The downside to this is that each decision takes time to research and approve, and may be influenced by incomplete or unproven data. A vendor's API or SDK solution will likely have been tested and proven across a wide variety of use cases, so you can trust that major functional decisions have been carefully made and focus instead on creating the best experience for your users.
Technical Debt
Internal teams often cut corners to stay on schedule, leading to:
- Known issues that degrade UX
- Long-term architectural limitations
- Costly refactors down the road
AI can accelerate delivery, but it can also accelerate technical debt by making it easier to ship solutions that work initially but are difficult to evolve or debug over time.
Buying a chat solution shifts that maintenance burden to the vendor. While you won't own the product roadmap, the right partner will keep you informed and responsive to evolving needs.
Stream addresses this concern head-on by actively shipping improvements and fixes, publishing a transparent weekly changelog, and listening to customer feedback to inform feature priorities.
Cross-Platform Development
Chat will likely need to function similarly across iOS, Android, web, and possibly desktop native platforms. Each platform presents its own unique challenges and requires a different developer skill set.
Organizations that choose to build chat will need to invest equally in development across each of these platforms or risk delivering a disappointing and inconsistent experience on one or two of them, inviting negative user reviews.
Vendor Lock-In
Vendor lock-in is a real concern, especially with multi-year contracts, shifting priorities, or platform changes outside your control. But what's often overlooked is that building in-house can lead to even tighter lock-in, especially if:
- The architecture doesn't scale or adapt
- Institutional knowledge is lost when developers leave
- Documentation isn't maintained for future teams
The good news is that not all vendors lock you in. At Stream, we design with portability and long-term flexibility in mind.

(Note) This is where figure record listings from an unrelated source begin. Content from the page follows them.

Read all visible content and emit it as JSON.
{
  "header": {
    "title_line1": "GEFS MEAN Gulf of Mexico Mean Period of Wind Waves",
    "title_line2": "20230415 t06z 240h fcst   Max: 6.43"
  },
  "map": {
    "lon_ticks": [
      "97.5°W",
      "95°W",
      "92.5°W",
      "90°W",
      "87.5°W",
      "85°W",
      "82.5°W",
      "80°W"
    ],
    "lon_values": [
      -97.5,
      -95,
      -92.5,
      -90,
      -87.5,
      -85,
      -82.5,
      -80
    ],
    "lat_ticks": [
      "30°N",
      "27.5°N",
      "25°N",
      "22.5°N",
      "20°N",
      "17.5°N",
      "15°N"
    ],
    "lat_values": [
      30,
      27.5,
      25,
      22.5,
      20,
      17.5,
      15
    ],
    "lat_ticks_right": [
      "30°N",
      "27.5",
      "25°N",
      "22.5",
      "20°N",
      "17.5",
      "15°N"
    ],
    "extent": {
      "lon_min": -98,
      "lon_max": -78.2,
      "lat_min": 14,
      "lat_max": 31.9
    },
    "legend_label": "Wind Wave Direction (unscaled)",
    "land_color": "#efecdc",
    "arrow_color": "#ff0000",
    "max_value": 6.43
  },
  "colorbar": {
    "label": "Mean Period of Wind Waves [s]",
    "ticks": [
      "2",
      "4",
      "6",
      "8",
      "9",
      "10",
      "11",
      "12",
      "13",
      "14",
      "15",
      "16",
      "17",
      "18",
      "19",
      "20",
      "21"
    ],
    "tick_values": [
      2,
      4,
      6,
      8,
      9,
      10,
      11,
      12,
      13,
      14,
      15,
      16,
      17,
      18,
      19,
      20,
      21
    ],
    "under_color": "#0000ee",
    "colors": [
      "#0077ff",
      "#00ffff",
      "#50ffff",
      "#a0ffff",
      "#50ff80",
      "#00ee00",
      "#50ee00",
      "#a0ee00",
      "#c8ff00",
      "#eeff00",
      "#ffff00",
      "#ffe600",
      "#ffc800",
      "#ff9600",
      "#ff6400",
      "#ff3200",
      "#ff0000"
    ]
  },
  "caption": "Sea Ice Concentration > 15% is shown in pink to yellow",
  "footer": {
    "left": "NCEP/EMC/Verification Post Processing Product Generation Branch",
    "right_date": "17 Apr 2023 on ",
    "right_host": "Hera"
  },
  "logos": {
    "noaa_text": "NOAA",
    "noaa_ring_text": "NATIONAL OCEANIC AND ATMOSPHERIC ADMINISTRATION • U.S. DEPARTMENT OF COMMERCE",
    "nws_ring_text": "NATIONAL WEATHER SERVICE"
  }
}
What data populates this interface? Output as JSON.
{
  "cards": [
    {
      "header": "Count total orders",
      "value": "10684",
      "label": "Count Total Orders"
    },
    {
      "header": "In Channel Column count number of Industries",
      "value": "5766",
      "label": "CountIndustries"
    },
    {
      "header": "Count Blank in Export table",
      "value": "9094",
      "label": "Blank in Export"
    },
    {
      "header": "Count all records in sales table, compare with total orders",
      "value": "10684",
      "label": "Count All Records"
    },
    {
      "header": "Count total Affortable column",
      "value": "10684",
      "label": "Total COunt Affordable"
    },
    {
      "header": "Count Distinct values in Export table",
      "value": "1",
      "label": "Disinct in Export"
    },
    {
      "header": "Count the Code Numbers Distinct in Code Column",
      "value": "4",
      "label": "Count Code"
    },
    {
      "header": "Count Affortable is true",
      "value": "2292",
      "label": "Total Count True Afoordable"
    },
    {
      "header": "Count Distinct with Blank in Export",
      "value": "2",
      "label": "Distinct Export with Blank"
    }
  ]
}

This means we support data export and provide tools to make migration easy. Our APIs and SDKs are structured to minimize coupling, making it possible to transition smoothly if needed. And we believe data belongs to you, not us.
The takeaway on vendor lock-in, then, is that no solution should be treated as entirely permanent. If you choose to build chat in house, make sure your code is well documented and the overall architecture will make sense to any skilled engineer outside of the original dev team. If you choose to buy an in-app chat solution, make sure you trust the vendor's financial footing and market stability and confirm its product is modular enough that migrating away from it in the future would not cause a catastrophic failure for your own product.
Make the Final Build vs. Buy Decision
The decision to build or buy chat functionality can't be made lightly. It plays a direct role in your product's ability to delight users and solve their problems, driving engagement and retention.
The decision also has significant financial implications, with an impact on budgeting and prioritization of engineering resources. It's a decision that must be made with your organization's unique value proposition, customer base, goals, and requirements in mind.
Paired with these factors, the analysis above should help to produce an exhaustive list of pros and cons of building or buying in-app chat functionality, supporting a carefully informed decision.
For many organizations, the advantages gained in long-term cost and feature depth will make a chat API or SDK solution the logical choice. Still, for others with enough cash and development resources available or with a completely revolutionary vision for how chat looks and functions, in-house development may be worth the investment.